SAP contractors are a nomadic lot. They go where the work takes them, coming and going as their assignments dictate. And because they are generally highly skilled and their services in high demand, they have the luxury of going where the money is.
That said, contractors know what side their bread is buttered. They know that if they’re loyal to their employers they’ll be more likely to be rewarded with another project. Besides, they have a reputation to maintain; word spreads quickly and there’s nothing like a disgruntled employer to hinder the job prospects of a contractor!
Questions to think about
The first question to ask is; will your budget accommodate a rate increase for your contractor? Because there may be occasions when the contractor actually deserves one – or at the very least it should be seriously considered.
Has the contractor has been with you for twelve months or longer?
Has the contractor performed well and become important part of the team?

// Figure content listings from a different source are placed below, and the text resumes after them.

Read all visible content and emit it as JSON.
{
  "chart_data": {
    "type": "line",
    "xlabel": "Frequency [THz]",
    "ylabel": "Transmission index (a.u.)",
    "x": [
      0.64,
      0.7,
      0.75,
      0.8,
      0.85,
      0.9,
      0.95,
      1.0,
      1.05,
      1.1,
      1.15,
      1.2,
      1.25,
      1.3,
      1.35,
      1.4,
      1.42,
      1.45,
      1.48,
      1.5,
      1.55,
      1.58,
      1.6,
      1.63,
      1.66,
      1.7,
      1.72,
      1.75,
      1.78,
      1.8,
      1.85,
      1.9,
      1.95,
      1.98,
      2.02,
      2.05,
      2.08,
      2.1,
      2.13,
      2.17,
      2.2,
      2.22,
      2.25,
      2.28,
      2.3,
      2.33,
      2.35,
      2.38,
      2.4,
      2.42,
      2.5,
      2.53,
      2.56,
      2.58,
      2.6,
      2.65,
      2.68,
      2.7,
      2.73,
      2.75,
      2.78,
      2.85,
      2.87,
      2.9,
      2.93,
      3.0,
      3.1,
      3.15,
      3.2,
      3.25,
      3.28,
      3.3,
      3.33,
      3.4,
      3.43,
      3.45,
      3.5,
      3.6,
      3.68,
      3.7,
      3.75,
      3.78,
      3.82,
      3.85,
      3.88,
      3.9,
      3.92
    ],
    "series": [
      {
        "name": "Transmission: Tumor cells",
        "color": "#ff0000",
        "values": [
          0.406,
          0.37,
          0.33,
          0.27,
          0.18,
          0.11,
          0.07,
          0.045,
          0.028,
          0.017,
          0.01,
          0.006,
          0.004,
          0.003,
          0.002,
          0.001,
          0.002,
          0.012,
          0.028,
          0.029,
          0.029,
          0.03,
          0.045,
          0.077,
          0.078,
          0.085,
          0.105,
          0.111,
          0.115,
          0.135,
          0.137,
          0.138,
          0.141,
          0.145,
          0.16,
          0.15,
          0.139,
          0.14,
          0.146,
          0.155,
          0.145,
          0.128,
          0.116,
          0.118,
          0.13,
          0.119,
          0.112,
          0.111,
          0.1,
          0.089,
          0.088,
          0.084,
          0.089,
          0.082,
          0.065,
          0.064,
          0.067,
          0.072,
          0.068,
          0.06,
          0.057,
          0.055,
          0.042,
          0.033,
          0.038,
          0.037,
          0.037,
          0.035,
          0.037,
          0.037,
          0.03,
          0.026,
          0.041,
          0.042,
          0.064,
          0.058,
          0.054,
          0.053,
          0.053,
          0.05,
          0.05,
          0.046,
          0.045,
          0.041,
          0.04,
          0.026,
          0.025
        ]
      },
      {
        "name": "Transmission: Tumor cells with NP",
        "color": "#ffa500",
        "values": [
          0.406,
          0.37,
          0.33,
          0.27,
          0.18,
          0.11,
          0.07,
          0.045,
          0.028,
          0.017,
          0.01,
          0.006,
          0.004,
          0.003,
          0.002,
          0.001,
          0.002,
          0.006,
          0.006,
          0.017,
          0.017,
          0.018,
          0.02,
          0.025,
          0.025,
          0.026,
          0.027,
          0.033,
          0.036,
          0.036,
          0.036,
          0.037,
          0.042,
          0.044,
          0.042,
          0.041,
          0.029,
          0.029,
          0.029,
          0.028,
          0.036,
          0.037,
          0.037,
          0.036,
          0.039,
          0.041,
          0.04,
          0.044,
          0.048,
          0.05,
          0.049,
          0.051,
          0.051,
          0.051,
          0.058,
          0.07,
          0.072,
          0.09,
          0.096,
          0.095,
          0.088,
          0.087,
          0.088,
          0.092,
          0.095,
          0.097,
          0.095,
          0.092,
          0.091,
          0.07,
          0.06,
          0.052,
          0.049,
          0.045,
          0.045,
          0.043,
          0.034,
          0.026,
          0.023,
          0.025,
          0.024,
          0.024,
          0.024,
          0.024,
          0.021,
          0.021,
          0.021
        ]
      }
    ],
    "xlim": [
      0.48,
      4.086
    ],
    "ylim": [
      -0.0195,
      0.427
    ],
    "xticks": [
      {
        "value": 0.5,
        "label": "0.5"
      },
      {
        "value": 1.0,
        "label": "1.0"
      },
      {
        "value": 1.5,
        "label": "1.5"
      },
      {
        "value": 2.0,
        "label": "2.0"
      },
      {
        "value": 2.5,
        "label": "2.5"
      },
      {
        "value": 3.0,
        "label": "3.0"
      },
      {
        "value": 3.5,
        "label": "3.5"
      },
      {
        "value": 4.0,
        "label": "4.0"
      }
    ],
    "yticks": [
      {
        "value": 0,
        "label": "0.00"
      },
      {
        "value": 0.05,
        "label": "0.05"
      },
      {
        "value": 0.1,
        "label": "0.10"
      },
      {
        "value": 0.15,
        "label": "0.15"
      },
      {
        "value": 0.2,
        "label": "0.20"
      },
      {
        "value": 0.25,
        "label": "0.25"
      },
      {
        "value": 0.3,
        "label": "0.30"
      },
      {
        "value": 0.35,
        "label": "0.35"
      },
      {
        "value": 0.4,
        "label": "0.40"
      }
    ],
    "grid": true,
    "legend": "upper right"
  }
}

Could you lose the contractor to a more favourable opportunity?
Has the contractor’s role changed?
The best way to manage expectations is to be clear and frank up front. Explain at the point of engagement that there is no room in the budget for a rate increase (if indeed that is the case).
Once the contract is underway, be aware of the end date and monitor the contractor’s performance. If they’re adding real value you can offer a slight rate increase as a gesture of goodwill, and to let him know that you value his work.
Keep an eye on what the contractor is doing in relation to their position description. They may try to expand their role – or they may need to – which should only be allowed or encouraged if you can afford to pay them accordingly.
You’ll also need to consider the relationship. Is he contracting to you directly via his own Limited Company, or through a recruitment agency? If it’s the latter then the agency will need to be the conduit between you and the contractor during any rate increase discussions, to ensure the correct amount of Payroll Tax is taken into account.
Be clear about the role, responsibilities and remuneration at the start of the contract.
Be aware of the contractor’s position description. Is the role the same? Or has it developed into something more involved and with more responsibility?
It should be obvious, but make sure the business approves of any rate increases before discussing the possibility with the contractor. Nobody likes getting their hopes dashed!
Keep an eye on the timeline and make sure you have the budget if you need to extend a contract for 6-12 months.
Finally – allow us to do the negotiating for you. After all, it’s what we’re here for!
If you’re considering a rate review for a particular contractor, consider the overall value they bring to your project, this may be reason enough to consider a rate increase to keep them loyal to your company before a competitor snaps them up!